Dietitian Shares Ways to Help ALS Patients Eat Healthy

Cedars-Sinai Dietitian Tanya Bitcon

At Cedars-Sinai's weekly ALS Clinic, a team of physicians, therapists and other caregivers focus on maintaining patients' quality of life throughout the course of their disease. Registered dietitian Tanya Bitcon works with people experiencing all stages of amyotrophic lateral sclerosis (ALS). Here, she shares the difficulties and joys of helping patients with the progressive neurodegenerative disorder.

"This field is a great opportunity to work with people for whom good nutrition can make a big difference in their lives."

What is your main role at the ALS Clinic?

Tanya Bitcon: ALS symptoms make eating difficult when people lose the ability to chew or swallow. I work with patients to help them maintain good nutrition as their symptoms progress. That involves helping them avoid weight loss and keep up their strength and energy by choosing foods and snacks that are higher in calories and protein.

I also help patients decide whether a feeding tube is right for them. A feeding tube is a small plastic tube surgically inserted into the stomach that is used to deliver nutrients and hydration.

There's no blanket recommendation for when patients need a feeding tube. Sometimes, changes in speech or swallowing are a patient's first symptom, and they need a feeding tube very quickly after their diagnosis. Other times, patients can maintain the ability to eat for years.

Generally, we want to be proactive about having a feeding tube inserted early, to help people avoid becoming malnourished, weak and tired when eating becomes difficult and unsafe—but we only recommend starting one if we think it will be positive. It's always with the goal of improving quality of life.

How do you approach conversations about feeding tubes?

TB: With many ALS patients, one of the scarier things they face is not being able to feed themselves. So many of our social experiences are also food experiences.

Patients with ALS often miss out on a lot of those aspects of life, like eating popcorn together with someone at the movies or going to happy hour. Eating can cause embarrassment and anxiety and can create friction and guilt with families.
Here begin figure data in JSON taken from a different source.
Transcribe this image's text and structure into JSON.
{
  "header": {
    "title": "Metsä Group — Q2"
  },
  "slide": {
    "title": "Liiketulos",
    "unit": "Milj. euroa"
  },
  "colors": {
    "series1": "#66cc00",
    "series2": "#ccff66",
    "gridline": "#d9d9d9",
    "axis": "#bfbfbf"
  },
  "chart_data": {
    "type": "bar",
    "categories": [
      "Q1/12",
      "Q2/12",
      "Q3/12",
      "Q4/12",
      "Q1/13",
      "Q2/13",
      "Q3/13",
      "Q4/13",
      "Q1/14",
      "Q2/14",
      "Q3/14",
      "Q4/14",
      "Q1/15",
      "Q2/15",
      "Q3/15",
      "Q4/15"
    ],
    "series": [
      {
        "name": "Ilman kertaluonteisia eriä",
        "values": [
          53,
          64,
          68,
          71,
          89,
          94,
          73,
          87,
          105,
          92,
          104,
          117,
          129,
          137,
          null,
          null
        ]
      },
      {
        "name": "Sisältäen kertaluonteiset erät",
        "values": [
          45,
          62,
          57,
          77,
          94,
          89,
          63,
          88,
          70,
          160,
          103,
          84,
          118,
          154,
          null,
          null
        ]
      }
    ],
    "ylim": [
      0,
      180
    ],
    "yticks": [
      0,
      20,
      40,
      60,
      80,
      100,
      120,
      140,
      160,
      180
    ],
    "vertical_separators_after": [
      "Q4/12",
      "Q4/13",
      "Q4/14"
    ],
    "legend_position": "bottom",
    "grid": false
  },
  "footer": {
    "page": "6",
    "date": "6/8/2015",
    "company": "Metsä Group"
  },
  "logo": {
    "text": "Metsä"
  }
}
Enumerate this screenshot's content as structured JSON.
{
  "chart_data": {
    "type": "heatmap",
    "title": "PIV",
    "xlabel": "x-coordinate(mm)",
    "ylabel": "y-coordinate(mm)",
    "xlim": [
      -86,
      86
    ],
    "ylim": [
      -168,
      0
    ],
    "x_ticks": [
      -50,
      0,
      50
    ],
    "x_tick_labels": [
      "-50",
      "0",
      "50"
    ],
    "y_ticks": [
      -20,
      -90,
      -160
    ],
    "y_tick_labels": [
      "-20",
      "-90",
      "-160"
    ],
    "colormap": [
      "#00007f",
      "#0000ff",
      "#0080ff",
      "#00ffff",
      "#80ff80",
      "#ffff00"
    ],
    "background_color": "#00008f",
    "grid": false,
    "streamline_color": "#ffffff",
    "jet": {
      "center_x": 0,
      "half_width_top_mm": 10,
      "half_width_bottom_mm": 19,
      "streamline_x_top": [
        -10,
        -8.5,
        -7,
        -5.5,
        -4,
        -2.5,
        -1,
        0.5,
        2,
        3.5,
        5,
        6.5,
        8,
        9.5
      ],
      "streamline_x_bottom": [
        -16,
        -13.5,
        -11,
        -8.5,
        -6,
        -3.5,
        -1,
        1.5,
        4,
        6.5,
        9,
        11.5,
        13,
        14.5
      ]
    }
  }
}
I frame feeding tubes as a way to avoid the predominantly negative aspects of eating: a feeding tube can be a solution to get the nutrition you need without spending hours trying to get through a meal. It can give someone more time to spend on all the other things that make life worth living.

What are the most gratifying aspects of your job?

TB: This field is a great opportunity to work with people for whom good nutrition can make a big difference in their lives. When you think about general nutrition, everyone knows to eat more vegetables. With ALS, we do a lot of brainstorming to honor people's favorite, traditional foods and come up with creative, personalized solutions to eating so they feel better even when they're dealing with something so challenging.

People with feeding tubes get 99% of their calories from them, but if someone wants to have a bit of cheesecake, they can still do that if it's safe. It's really rewarding working with patients, who are so kind and appreciative, to find a way to maintain their nutrition and enjoy food.